The US 500 cash index is trying to record a green candle today as it trades in the busy 4,533-4,550 area. The aggressive move from the October 27 low appears to have run out of steam, especially after the US 500 index failed to record a new 2023 high, above the July 27, 2023 high of 4,607.

The current bullish trend is still assumed to be in place, but the momentum indicators are ready to turn bearish. The Average Directional Movement Index (ADX) peaked on November 24 but it is now edging lower and thus pointing to an aggressively weakening bullish trend. Similarly, the RSI traded at a 3-month high, but it is now heading towards its 50-midpoint. More importantly, the stochastic oscillator has broken below its moving average and appears ready to exit its overbought territory. Should this move take place, it will be seen as a strong bearish signal.
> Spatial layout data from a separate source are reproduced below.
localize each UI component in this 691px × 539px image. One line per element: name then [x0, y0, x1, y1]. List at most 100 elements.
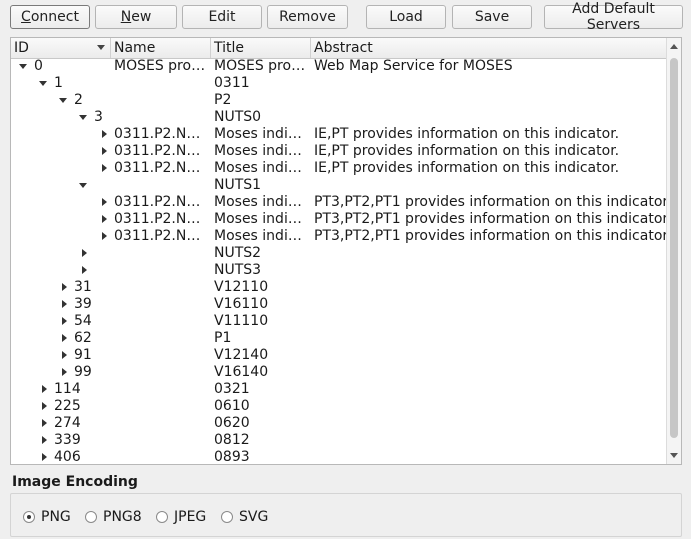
expand-arrow-icon[interactable] [37, 398, 51, 415]
tree-cell-abstract: IE,PT provides information on this indic… [314, 126, 620, 142]
sort-descending-icon [97, 45, 105, 50]
collapse-arrow-icon[interactable] [77, 177, 91, 194]
expand-arrow-icon[interactable] [97, 126, 111, 143]
tree-row[interactable]: 339 0812 [11, 432, 667, 449]
scroll-up-arrow-icon[interactable] [667, 40, 681, 54]
tree-row[interactable]: 91 V12140 [11, 347, 667, 364]
column-header-name[interactable]: Name [111, 38, 211, 58]
expand-arrow-icon[interactable] [37, 415, 51, 432]
tree-row[interactable]: 39 V16110 [11, 296, 667, 313]
tree-cell-abstract [314, 296, 669, 313]
tree-id-text: 31 [74, 279, 92, 295]
tree-row[interactable]: 0311.P2.N… Moses indi… IE,PT provides info… [11, 126, 667, 143]
tree-row[interactable]: 114 0321 [11, 381, 667, 398]
tree-cell-id: 2 [11, 92, 111, 109]
tree-cell-id: 0 [11, 58, 111, 75]
tree-id-text: 1 [54, 75, 63, 91]
tree-row[interactable]: 62 P1 [11, 330, 667, 347]
collapse-arrow-icon[interactable] [77, 109, 91, 126]
tree-row[interactable]: 0311.P2.N… Moses indi… PT3,PT2,PT1 provide… [11, 228, 669, 245]
tree-row[interactable]: 3 NUTS0 [11, 109, 667, 126]
tree-cell-abstract [314, 364, 669, 381]
expand-arrow-icon[interactable] [77, 262, 91, 279]
tree-cell-id: 114 [11, 381, 111, 398]
radio-jpeg[interactable]: JPEG [156, 509, 206, 525]
tree-cell-id [11, 228, 111, 245]
expand-arrow-icon[interactable] [57, 347, 71, 364]
expand-arrow-icon[interactable] [57, 279, 71, 296]
tree-row[interactable]: 274 0620 [11, 415, 667, 432]
tree-cell-name: 0311.P2.N… [114, 126, 201, 142]
collapse-arrow-icon[interactable] [57, 92, 71, 109]
expand-arrow-icon[interactable] [37, 449, 51, 464]
radio-label-svg: SVG [239, 509, 269, 525]
tree-row[interactable]: 0311.P2.N… Moses indi… PT3,PT2,PT1 provide… [11, 211, 669, 228]
radio-circle-svg[interactable] [221, 511, 233, 523]
vertical-scrollbar[interactable] [666, 38, 681, 464]
layer-tree[interactable]: ID Name Title Abstract 0 MOSES pro… MOSES … [10, 37, 682, 465]
tree-row[interactable]: 2 P2 [11, 92, 667, 109]
tree-row[interactable]: NUTS2 [11, 245, 667, 262]
tree-cell-abstract [314, 398, 669, 415]
tree-cell-title: P2 [214, 92, 232, 108]
expand-arrow-icon[interactable] [57, 296, 71, 313]
connect-button[interactable]: Connect [10, 5, 90, 29]
remove-button[interactable]: Remove [267, 5, 348, 29]
expand-arrow-icon[interactable] [97, 143, 111, 160]
tree-row[interactable]: NUTS1 [11, 177, 667, 194]
expand-arrow-icon[interactable] [97, 194, 111, 211]
tree-cell-id: 54 [11, 313, 111, 330]
radio-circle-jpeg[interactable] [156, 511, 168, 523]
edit-button[interactable]: Edit [182, 5, 262, 29]
tree-id-text: 339 [54, 432, 81, 448]
tree-cell-abstract [314, 449, 669, 464]
radio-png[interactable]: PNG [23, 509, 71, 525]
tree-header: ID Name Title Abstract [11, 38, 667, 59]
tree-cell-name [114, 364, 209, 381]
expand-arrow-icon[interactable] [57, 313, 71, 330]
tree-cell-abstract [314, 330, 669, 347]
column-header-id[interactable]: ID [11, 38, 111, 58]
tree-row[interactable]: 225 0610 [11, 398, 667, 415]
radio-circle-png8[interactable] [85, 511, 97, 523]
expand-arrow-icon[interactable] [57, 330, 71, 347]
tree-cell-abstract [314, 279, 669, 296]
scroll-down-arrow-icon[interactable] [667, 448, 681, 462]
new-button[interactable]: New [95, 5, 177, 29]
tree-row[interactable]: 1 0311 [11, 75, 667, 92]
tree-cell-name [114, 245, 209, 262]
expand-arrow-icon[interactable] [97, 211, 111, 228]
tree-cell-name [114, 296, 209, 313]
radio-png8[interactable]: PNG8 [85, 509, 142, 525]
tree-row[interactable]: NUTS3 [11, 262, 667, 279]
column-header-abstract[interactable]: Abstract [311, 38, 669, 58]
tree-cell-title: 0812 [214, 432, 250, 448]
expand-arrow-icon[interactable] [37, 432, 51, 449]
expand-arrow-icon[interactable] [57, 364, 71, 381]
tree-cell-name [114, 381, 209, 398]
expand-arrow-icon[interactable] [37, 381, 51, 398]
radio-circle-png[interactable] [23, 511, 35, 523]
tree-row[interactable]: 406 0893 [11, 449, 669, 464]
tree-cell-name [114, 347, 209, 364]
expand-arrow-icon[interactable] [97, 160, 111, 177]
tree-row[interactable]: 54 V11110 [11, 313, 667, 330]
tree-cell-title: Moses indi… [214, 194, 302, 210]
column-header-title[interactable]: Title [211, 38, 311, 58]
tree-row[interactable]: 0311.P2.N… Moses indi… PT3,PT2,PT1 provide… [11, 194, 669, 211]
collapse-arrow-icon[interactable] [17, 58, 31, 75]
add-default-servers-button[interactable]: Add Default Servers [544, 1, 683, 33]
scrollbar-thumb[interactable] [670, 58, 678, 438]
collapse-arrow-icon[interactable] [37, 75, 51, 92]
expand-arrow-icon[interactable] [77, 245, 91, 262]
tree-row[interactable]: 99 V16140 [11, 364, 667, 381]
load-button[interactable]: Load [366, 5, 446, 29]
expand-arrow-icon[interactable] [97, 228, 111, 245]
tree-row[interactable]: 0311.P2.N… Moses indi… IE,PT provides info… [11, 160, 667, 177]
tree-row[interactable]: 31 V12110 [11, 279, 667, 296]
tree-row[interactable]: 0 MOSES pro… MOSES pro… Web Map Service for… [11, 58, 667, 75]
tree-row[interactable]: 0311.P2.N… Moses indi… IE,PT provides info… [11, 143, 667, 160]
radio-svg[interactable]: SVG [221, 509, 268, 525]
tree-id-text: 274 [54, 415, 81, 431]
save-button[interactable]: Save [452, 5, 532, 29]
Should the bulls wish to record a higher high, they could first try to keep the US 500 index above the 4,533-4,550 area, which is populated by the September 3, 2021 high and the 78.6% Fibonacci retracement level of the January 4, 2022 – October 12, 2022 downtrend. They could then have a go at recording a new 2023 high and possibly test the resistance set by the March 29, 2022 high at 4,637.

On the flip side, the bears are trying to regain the upper hand, and are keen to break below the 4,533-4,550 area. If successful, they could then stage a sell-off towards the 4,385-4,422 range, which is set by the 50- and 100-day simple moving averages (SMAs). Even lower, the 4,262-4,310 area could prove tougher to crack than currently envisaged.

To conclude, the impressive rally in the US 500 index from the October lows has probably run its course as momentum indicators are ready to signal the start of a new bearish move.